Kamis, 25 September 2008

Mamma Mia...'sinting' di masa tua !





Kemarin sore, saya melakukan tindakan yang tak masuk akal. Tetapi untunglah akhirnya justru menyehatkan akal.

Mbak Fanny Poyk tiba2 ngajak ketemuan, katanya ada temennya yang mau nraktir nonton ABBA. Saya tegaskan sekali lagi, bener ga saya juga dibayarin ? Bener. Kan tiket konser artis bule gitu mahal. Enggak kok, cuman 30 ribu. Yakin ? Jangan - jangan kita nonton di bawah drum.

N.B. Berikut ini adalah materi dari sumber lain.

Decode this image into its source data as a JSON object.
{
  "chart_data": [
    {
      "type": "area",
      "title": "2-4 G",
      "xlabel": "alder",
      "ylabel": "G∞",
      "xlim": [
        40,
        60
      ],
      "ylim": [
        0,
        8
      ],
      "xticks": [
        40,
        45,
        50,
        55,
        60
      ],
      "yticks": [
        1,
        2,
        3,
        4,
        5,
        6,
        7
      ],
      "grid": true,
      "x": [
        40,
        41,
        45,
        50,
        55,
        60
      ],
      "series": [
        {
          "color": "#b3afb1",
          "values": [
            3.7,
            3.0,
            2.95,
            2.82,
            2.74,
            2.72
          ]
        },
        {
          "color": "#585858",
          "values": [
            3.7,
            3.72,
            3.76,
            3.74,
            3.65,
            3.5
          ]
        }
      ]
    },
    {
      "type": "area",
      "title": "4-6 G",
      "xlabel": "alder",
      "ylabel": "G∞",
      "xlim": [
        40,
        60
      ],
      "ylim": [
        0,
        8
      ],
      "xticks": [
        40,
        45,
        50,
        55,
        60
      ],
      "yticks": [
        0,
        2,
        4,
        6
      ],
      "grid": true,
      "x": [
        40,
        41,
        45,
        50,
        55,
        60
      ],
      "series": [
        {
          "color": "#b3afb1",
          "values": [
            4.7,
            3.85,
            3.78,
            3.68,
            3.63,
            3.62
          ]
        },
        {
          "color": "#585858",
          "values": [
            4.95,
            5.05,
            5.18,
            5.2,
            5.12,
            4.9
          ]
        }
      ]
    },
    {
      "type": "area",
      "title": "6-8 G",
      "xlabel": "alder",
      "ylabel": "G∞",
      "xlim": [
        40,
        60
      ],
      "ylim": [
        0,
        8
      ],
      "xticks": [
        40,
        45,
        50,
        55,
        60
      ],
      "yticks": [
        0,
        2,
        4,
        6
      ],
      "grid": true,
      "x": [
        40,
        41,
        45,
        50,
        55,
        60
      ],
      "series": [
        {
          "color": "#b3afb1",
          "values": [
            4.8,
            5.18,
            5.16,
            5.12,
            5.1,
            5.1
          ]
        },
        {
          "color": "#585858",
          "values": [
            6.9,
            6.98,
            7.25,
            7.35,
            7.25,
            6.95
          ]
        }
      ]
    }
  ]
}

Enggak, bener...nonton di Megaplex. walah, itu mah pilem, bukan nonton ABBA. Iya..ABBA dalam film hehehe

Begitulah, pukul 15.00 saya sempat ragu. Berangkat enggak ya tatkala menimbang pekerjaan yang bejibun tiada tara (Aduh...mau libur nasional seminggu aja bayarannya mahal bener)Akhirnya, menimbang kepala yang sudah berat dan butuh ketawa ngakak..saya pun berangkat dan berniat balik lagi ke kantor untuk menyeleseikan tulisan. (Saya sedang mengedit tulisan untuk acara di Bali dan duh...terkadang daripada mengedit mending menulis sendiri).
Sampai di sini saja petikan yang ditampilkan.